Kunst in Ahrweiler Vernissage des Bananensprayers trotz Corona-Krise

Ahrweiler · Die Galerie Diede bringt Kunst von Thomas Baumgärtel in den Weißen Turm in Ahrweiler. Der sogenannte „Bananensprayer“ aus Köln hat die gelbe Frucht bereits auf ungewöhnliche Untergründe gebannt.

 Vernissage im Weißen Turm: Marcus Diede (links) und Thomas Baumgärtel.

Vernissage im Weißen Turm: Marcus Diede (links) und Thomas Baumgärtel.

Foto: Martin Gausmann

Hat die Kreisstadt noch mal Glück gehabt? Im Weißen Turm in Ahrweiler ist trotz Corona-Krise die Ausstellung „German Urban Pop Art“ mit mehr als 50 Werken aus dem gleichnamigen Zyklus des Künstlers Thomas Baumgärtel eröffnet worden. Dagegen war die Vernissage der Wanderausstellung, die an 27 Orten bis 2021 touren sollte, in Münster schon am 5. März abgesagt worden.
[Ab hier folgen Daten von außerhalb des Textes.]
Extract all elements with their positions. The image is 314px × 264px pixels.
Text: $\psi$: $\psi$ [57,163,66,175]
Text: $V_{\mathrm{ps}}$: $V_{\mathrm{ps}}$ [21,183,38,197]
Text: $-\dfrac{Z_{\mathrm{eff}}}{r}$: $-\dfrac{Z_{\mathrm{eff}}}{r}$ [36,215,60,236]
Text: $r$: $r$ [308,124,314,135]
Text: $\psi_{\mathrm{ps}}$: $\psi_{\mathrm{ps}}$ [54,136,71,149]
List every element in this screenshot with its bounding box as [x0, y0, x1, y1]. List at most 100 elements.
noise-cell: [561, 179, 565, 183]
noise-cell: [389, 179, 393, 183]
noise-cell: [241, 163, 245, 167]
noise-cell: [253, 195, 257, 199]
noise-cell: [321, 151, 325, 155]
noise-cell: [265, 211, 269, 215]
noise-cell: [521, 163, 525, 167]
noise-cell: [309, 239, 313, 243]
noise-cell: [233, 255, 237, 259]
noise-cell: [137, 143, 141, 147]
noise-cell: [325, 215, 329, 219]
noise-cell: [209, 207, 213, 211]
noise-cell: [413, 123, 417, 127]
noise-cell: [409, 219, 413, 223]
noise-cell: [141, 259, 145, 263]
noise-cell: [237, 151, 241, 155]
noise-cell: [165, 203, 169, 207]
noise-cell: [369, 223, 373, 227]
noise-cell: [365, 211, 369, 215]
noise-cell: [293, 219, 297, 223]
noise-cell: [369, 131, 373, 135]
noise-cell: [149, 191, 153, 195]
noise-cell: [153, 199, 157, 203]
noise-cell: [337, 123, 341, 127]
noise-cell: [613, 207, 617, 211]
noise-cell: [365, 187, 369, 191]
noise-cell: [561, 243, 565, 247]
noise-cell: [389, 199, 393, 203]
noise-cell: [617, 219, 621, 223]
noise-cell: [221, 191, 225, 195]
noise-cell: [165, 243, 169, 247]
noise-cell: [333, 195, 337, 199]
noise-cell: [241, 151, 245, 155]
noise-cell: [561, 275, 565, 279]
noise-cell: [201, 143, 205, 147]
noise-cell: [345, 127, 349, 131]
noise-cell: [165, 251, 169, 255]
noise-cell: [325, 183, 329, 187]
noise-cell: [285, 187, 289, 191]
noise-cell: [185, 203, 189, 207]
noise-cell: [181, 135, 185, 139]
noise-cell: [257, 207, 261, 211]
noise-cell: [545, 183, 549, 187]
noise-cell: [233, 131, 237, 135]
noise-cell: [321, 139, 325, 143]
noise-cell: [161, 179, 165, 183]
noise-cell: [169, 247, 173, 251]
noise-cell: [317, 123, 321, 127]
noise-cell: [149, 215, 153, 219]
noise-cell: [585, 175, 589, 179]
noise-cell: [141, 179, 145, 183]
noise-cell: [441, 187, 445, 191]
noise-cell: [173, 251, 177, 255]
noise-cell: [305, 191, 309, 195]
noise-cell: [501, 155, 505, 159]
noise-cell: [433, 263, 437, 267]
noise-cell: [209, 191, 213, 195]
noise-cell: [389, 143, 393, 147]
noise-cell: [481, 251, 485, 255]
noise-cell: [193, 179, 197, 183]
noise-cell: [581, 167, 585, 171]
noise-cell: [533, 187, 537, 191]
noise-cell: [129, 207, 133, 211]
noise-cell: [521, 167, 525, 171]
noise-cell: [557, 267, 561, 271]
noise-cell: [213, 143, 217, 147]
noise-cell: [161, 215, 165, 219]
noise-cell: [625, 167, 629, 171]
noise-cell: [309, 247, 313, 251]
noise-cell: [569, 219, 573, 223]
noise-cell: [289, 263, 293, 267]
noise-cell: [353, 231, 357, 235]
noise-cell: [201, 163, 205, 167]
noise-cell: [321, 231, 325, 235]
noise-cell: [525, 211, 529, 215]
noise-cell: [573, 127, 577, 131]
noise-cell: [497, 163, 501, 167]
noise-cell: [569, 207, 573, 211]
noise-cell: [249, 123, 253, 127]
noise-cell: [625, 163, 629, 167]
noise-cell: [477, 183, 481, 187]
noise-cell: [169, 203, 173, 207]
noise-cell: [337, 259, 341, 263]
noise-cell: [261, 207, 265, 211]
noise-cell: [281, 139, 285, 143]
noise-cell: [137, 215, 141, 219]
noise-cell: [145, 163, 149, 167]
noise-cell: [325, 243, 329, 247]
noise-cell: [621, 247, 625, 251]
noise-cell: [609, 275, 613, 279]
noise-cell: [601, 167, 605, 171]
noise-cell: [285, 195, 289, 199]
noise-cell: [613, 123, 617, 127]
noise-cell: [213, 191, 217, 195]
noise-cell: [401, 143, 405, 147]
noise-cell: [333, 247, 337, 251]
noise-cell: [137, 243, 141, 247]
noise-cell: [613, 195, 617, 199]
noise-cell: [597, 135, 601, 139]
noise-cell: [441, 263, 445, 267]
Seit Jahr und Tag bannt der „Bananensprayer“ aus Köln die gelbe Frucht in unzähligen Kontexten nicht nur auf die üblichen Malgründe. Galerist Marcus Diede zeigt sie in der Stadtgalerie auf mehreren Ebenen. Die Kunst findet also im (gelb aufgeladenen) Saal statt, hatte aber ihren Auftakt vor dem Gebäude. Rechts des Eingangs griff der Künstler vor Publikum zu Spraydose und Schablonen. Akt eins: die gelbe Form erscheint an der Wand, Akt zwei, sie erhält ihre charakteristischen Linien in Schwarz.

Einst verteilte der 1960 in Rheinberg geborene Baumgärtel „seine“ Banane an Kunsteinrichtungen, die er für auszeichnungswürdig hielt, darunter Galerien und Museen von New York bis Moskau, Paris bis Rolandseck. Das Ahrweiler Siegel ist seiner Schätzung nach „das 4000. bis 5000., irgendwas dazwischen“. Früher sprayte er ungefragt und kassierte auch Strafanzeigen.

Heute läuft alles gezähmter ab. Für die Stadtgalerie hat man vorab die städtische Genehmigung eingeholt. Man kann sich fragen, warum der Weiße Turm mit dem Signum geadelt wird, in dem die Stadt ein Museum schloss, weil sich ihr Betrieb „nicht rechnet“, wie es hieß. Die Auszeichnung gilt „für 20 Jahre Kulturarbeit von Diede an dem Ort“, erklärt Baumgärtel.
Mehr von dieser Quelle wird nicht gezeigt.